The phrases “necessary”, “progressive” and “efficient” have been substituted for “good” in much public discussion, without answers to the questions of what a thing is necessary for, what it is that is being progressed toward and what it is that is being effected.

At the same time, what those phrases are carted out to justify is often dehumanizing, tyrannical and threatening, even if their immediate implications are not grasped by legislators, leaders or those affected by the developments.

“Conversion practices” legislation is described as necessary for protecting vulnerable, gender-questioning youths, but typically has the effect of chilling valid free expression. Recognizing a “right to die” is often described as progressive, and yet usually ends up enabling the deaths only of the most vulnerable, including children, the mentally ill and the aged.

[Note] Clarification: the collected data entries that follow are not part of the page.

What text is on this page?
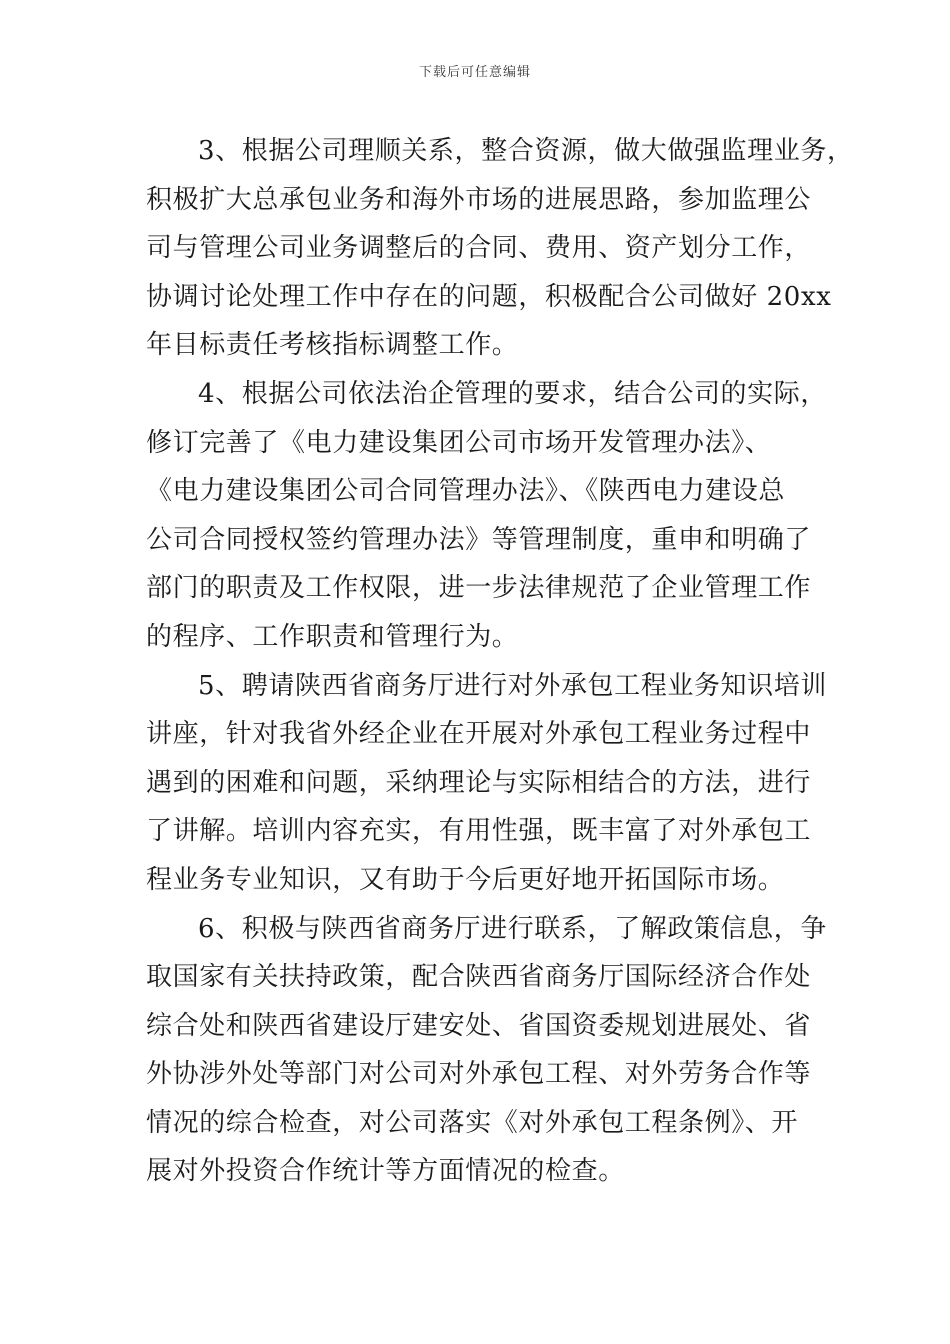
下载后可任意编辑
3、根据公司理顺关系，整合资源，做大做强监理业务，
积极扩大总承包业务和海外市场的进展思路，参加监理公
司与管理公司业务调整后的合同、费用、资产划分工作，
协调讨论处理工作中存在的问题，积极配合公司做好 20xx
年目标责任考核指标调整工作。
4、根据公司依法治企管理的要求，结合公司的实际，
修订完善了《电力建设集团公司市场开发管理办法》、
《电力建设集团公司合同管理办法》、《陕西电力建设总
公司合同授权签约管理办法》等管理制度，重申和明确了
部门的职责及工作权限，进一步法律规范了企业管理工作
的程序、工作职责和管理行为。
5、聘请陕西省商务厅进行对外承包工程业务知识培训
讲座，针对我省外经企业在开展对外承包工程业务过程中
遇到的困难和问题，采纳理论与实际相结合的方法，进行
了讲解。培训内容充实，有用性强，既丰富了对外承包工
程业务专业知识，又有助于今后更好地开拓国际市场。
6、积极与陕西省商务厅进行联系，了解政策信息，争
取国家有关扶持政策，配合陕西省商务厅国际经济合作处
综合处和陕西省建设厅建安处、省国资委规划进展处、省
外协涉外处等部门对公司对外承包工程、对外劳务合作等
情况的综合检查，对公司落实《对外承包工程条例》、开
展对外投资合作统计等方面情况的检查。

Artificial intelligence is described as maximizing efficiency, almost always at the cost of human jobs and opportunities.

George Orwell’s 1984, Aldous Huxley’s Brave New World, Cormac McCarthy’s The Road and PD James’s The Children of Men are all rightly acknowledged for the dystopian pictures they painted, capturing in doing so warped aspects of real life and becoming bywords for them.

Not seeking to downplay their brilliance, the question must nevertheless be asked whether Lewis’s prophetic warning has not gained the same prominence because it hits too close to the bone. More than 80 years after Lewis delivered his lectures, the world is peopled by “men without chests” who have turned their backs on their traditions and their tools against themselves.

It is long past time that his foresight received the recognition it deserved.